Ich will es ganz kurz machen. Obwohl ich Ihnen eigentlich empfehlen wollte, meine Damen und Herren von der CDU-Fraktion, den Antrag zurückzuziehen - Sie blamieren sich damit nur -, geben Sie mir die Gelegenheit, Ihnen deutlich zu machen, welche konkreten Maßnahmen Niedersachsen auf den Weg gebracht hat, die inzwischen erfolgen. Eine konkrete Maßnahme besteht z. B. darin, dass wir kurz nach dem 11. September ein Maßnahmepaket aufgelegt haben, das zum Ziel hatte, das Religionsprivileg im Vereinsrecht abzuschaffen. Dieses Religionsprivileg ist im ersten Sicherheitspaket gefallen. Insoweit hat sich heute Folgendes ergeben: Der Bundesinnenminister hat heute nach Abstimmung mit den Innenministern der Länder den so genannten Kalifatsstaat verboten und aufgelöst. Vom Verbot werden neben unter der Bezeichnung „Verband islamischer Vereine und Gemeinden e. V“ in Köln eingetragene Vereine auch deren Teilorganisationen - darunter mehrere in Niedersachsen - erfasst.

In Niedersachsen hat die Polizei heute früh die Verbotsverfügung an die Vereinsfunktionäre der Teilorganisationen des Kalifatsstaates zugestellt. Gleichzeitig wurden ab 6.15 Uhr die Vereinsräume sowie Wohnungen mehrerer führender Vereinsmitglieder durchsucht. Insgesamt waren sieben Objekte und 18 den Vereinen zuzuordnende Personen von den Vollzugsmaßnahmen in Niedersachsen betroffen.

Meine Damen und Herren, ich begrüße diese Maßnahmen ausdrücklich. Sie richten sich gegen den kleinen Teil von 1 % extremistischer Islamisten und nicht gegen die übrigen 99 %.

Im Übrigen, meine Damen und Herren, können Sie sicher sein, dass der Bundestag und am 20. Dezember auch der Bundesrat das Sicherheitspaket mit den von Niedersachsen beantragten Verschärfungen beschließen werden.

(Beifall bei der SPD)

Herr Kollege Biallas, Sie erhalten nach § 71 Abs. 2 unserer Geschäftsordnung eine zusätzliche Redezeit von drei Minuten.

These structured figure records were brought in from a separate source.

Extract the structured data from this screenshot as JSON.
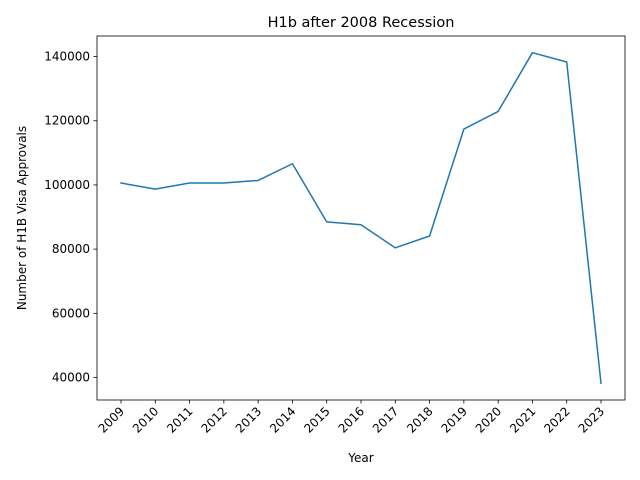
{
  "chart_data": {
    "type": "line",
    "title": "H1b after 2008 Recession",
    "xlabel": "Year",
    "ylabel": "Number of H1B Visa Approvals",
    "x": [
      "2009",
      "2010",
      "2011",
      "2012",
      "2013",
      "2014",
      "2015",
      "2016",
      "2017",
      "2018",
      "2019",
      "2020",
      "2021",
      "2022",
      "2023"
    ],
    "series": [
      {
        "color": "#1f77b4",
        "values": [
          100600,
          98700,
          100600,
          100600,
          101400,
          106600,
          88500,
          87600,
          80400,
          84100,
          117400,
          122900,
          141200,
          138300,
          38200
        ]
      }
    ],
    "y_ticks": [
      40000,
      60000,
      80000,
      100000,
      120000,
      140000
    ],
    "ylim": [
      33000,
      146400
    ],
    "grid": false,
    "legend": "none"
  }
}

Herr Präsident! Meine sehr verehrten Damen und Herren! Der Streit, der hier geführt wird, geht im Wesentlichen um die Frage, ob das Land Nieder

sachsen in der Lage ist, das, was durch seine Landesregierung angekündigt wird, tatsächlich umzusetzen.

(Beifall bei der CDU)

Die zweite Frage ist, ob die die Landesregierung tragende Fraktion in der Lage ist, ihre eigene Landesregierung in dieser schwierigen Frage zu unterstützen. - Das ist in diesem Hause nicht der Fall, meine Damen und Herren!

(Beifall bei der CDU - Widerspruch bei der SPD)

Herr Kollege Adam, wenn der Innenminister hier vorträgt, dass das, was wir in unserem Antrag gefordert haben, im Bundesrat mit 16 : 0 beschlossen worden ist, dann ist es schon dramatisch, wenn wir hier feststellen müssen, dass genau diese Forderungen von Ihrer Fraktion im Innenausschuss mit acht gegen sechs Stimmen abgelehnt worden sind. Das müssen wir hier einmal festhalten.